C’est pourquoi, à l’initiative de Pascal Canfin (Europe Ecologie Groupe des Verts/ALE), un appel est mis en ligne aujourd’hui sur Il est soutenu par des députés de neuf pays (France, Allemagne, Royaume-Uni, Portugal, Grèce, Luxembourg, Italie…) en charge des textes clés actuellement en cours de négociation au niveau européen en matière de régulation financière (fonds spéculatifs, rémunération des banquiers, création d’une agence européenne de régulation des marchés financiers, contrôle des agences de notation, produits dérivés…). Les députés signataires de cet appel sont issus de cinq des sept groupes du Parlement européen allant du Parti populaire européen à la Gauche unitaire européenne en passant par les Libéraux, Les Verts et les Socialistes. Les députés qui ont signé cet appel ne sont pas d’accord sur toutes les mesures à prendre mais ils veulent que le débat soit de qualité et équilibré.
– Lire l’interview de Pascal Canfin sur le site Euractiv.fr : « Il faut un Greenpeace de la finance »
L’APPEL
Nous, élus européens en charge de réglementer les marchés financiers et les banques, constatons tous les jours la pression exercée par l’industrie financière et bancaire pour influencer les lois qui la régissent. Il n’est pas anormal que ces entreprises fassent entendre leur point de vue et discutent régulièrement avec les législateurs. Mais l’asymétrie entre la puissance de ce lobbying et l’absence de contre-expertise nous semble un danger pour la démocratie. Le lobbying des uns doit en effet être contrebalancé par celui des autres. En matière environnementale et de santé publique, en face des industriels, les organisations non gouvernementales (ONG) ont développé une véritable contre-expertise. Il en est de même en matière sociale entre les organisations patronales et syndicales. Cette confrontation permet aux élus d’entendre des arguments contradictoires. En matière financière, ce n’est pas le cas. Ni les syndicats de salariés, ni les ONG n’ont développé d’expertise capable de rivaliser avec celle des banques. Il n’existe donc pas aujourd’hui de contre-pouvoir suffisant dans la société civile. Cette absence ne nous empêche pas de développer notre propre expertise indépendante de l’industrie et de faire notre travail, mais cette asymétrie constitue à nos yeux un danger pour la démocratie.

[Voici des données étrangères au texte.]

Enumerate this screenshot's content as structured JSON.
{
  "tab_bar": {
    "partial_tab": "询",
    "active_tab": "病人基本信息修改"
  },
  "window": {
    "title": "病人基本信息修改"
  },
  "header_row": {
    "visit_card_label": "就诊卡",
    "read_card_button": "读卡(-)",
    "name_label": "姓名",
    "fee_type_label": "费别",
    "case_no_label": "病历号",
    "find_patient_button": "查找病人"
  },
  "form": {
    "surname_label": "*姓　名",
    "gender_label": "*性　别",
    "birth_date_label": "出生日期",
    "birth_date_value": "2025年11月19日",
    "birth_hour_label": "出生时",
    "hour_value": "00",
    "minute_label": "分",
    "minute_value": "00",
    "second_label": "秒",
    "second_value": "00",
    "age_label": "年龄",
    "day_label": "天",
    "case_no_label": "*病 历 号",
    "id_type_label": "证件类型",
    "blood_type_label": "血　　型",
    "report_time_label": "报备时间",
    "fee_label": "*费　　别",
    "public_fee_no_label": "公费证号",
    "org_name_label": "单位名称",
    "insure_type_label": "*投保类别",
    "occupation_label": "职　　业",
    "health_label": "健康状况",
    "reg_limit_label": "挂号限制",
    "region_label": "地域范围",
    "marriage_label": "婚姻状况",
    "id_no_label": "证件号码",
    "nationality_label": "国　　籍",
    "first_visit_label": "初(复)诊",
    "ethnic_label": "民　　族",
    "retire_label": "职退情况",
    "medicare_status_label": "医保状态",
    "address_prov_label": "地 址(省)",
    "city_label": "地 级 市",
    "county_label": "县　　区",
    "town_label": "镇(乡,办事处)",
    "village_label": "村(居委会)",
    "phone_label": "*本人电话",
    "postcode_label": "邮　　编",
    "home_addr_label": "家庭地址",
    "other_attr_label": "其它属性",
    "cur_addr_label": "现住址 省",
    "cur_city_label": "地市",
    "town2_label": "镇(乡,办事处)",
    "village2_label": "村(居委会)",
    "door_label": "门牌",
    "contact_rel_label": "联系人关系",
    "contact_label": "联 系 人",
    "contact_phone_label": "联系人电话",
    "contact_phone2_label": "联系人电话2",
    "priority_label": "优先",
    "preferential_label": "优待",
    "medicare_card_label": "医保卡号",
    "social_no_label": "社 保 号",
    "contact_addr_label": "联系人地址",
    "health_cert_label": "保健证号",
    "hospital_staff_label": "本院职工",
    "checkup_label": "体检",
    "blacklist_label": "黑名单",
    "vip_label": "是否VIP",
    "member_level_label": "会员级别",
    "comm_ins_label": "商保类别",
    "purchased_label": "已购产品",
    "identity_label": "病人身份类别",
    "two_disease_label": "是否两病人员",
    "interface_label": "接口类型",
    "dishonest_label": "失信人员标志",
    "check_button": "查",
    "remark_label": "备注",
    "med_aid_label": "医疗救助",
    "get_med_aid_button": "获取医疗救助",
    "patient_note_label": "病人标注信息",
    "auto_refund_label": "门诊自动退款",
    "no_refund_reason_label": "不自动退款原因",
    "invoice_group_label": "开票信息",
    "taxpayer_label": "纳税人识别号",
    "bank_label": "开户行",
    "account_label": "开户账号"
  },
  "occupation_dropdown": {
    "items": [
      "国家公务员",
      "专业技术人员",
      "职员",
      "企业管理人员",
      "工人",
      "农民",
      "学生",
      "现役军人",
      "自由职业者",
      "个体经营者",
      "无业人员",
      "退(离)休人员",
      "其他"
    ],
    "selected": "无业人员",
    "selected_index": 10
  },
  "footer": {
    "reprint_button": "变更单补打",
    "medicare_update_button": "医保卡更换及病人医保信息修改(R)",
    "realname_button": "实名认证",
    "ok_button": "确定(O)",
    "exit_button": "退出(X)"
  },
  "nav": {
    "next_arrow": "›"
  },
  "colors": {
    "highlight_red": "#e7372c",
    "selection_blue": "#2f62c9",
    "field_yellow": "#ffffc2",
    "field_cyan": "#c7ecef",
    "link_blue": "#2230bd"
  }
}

Car cette asymétrie s’inscrit dans un contexte de forte proximité des élites politiques et financières. Aux Etats-Unis les liens entre Goldman Sachs et l’administration fédérale sont connus. Mais en Europe cette proximité n’est pas moindre. Elle contribue à renforcer la prise en compte des arguments de l’industrie financière de manière unilatérale et constitue un frein certain à la capacité du personnel politique à prendre des décisions en toute indépendance. Or, l’absence de réponse politique adéquate à la crise du système financier peut nourrir toute forme de populisme, basé davantage sur l’émotion que sur la raison.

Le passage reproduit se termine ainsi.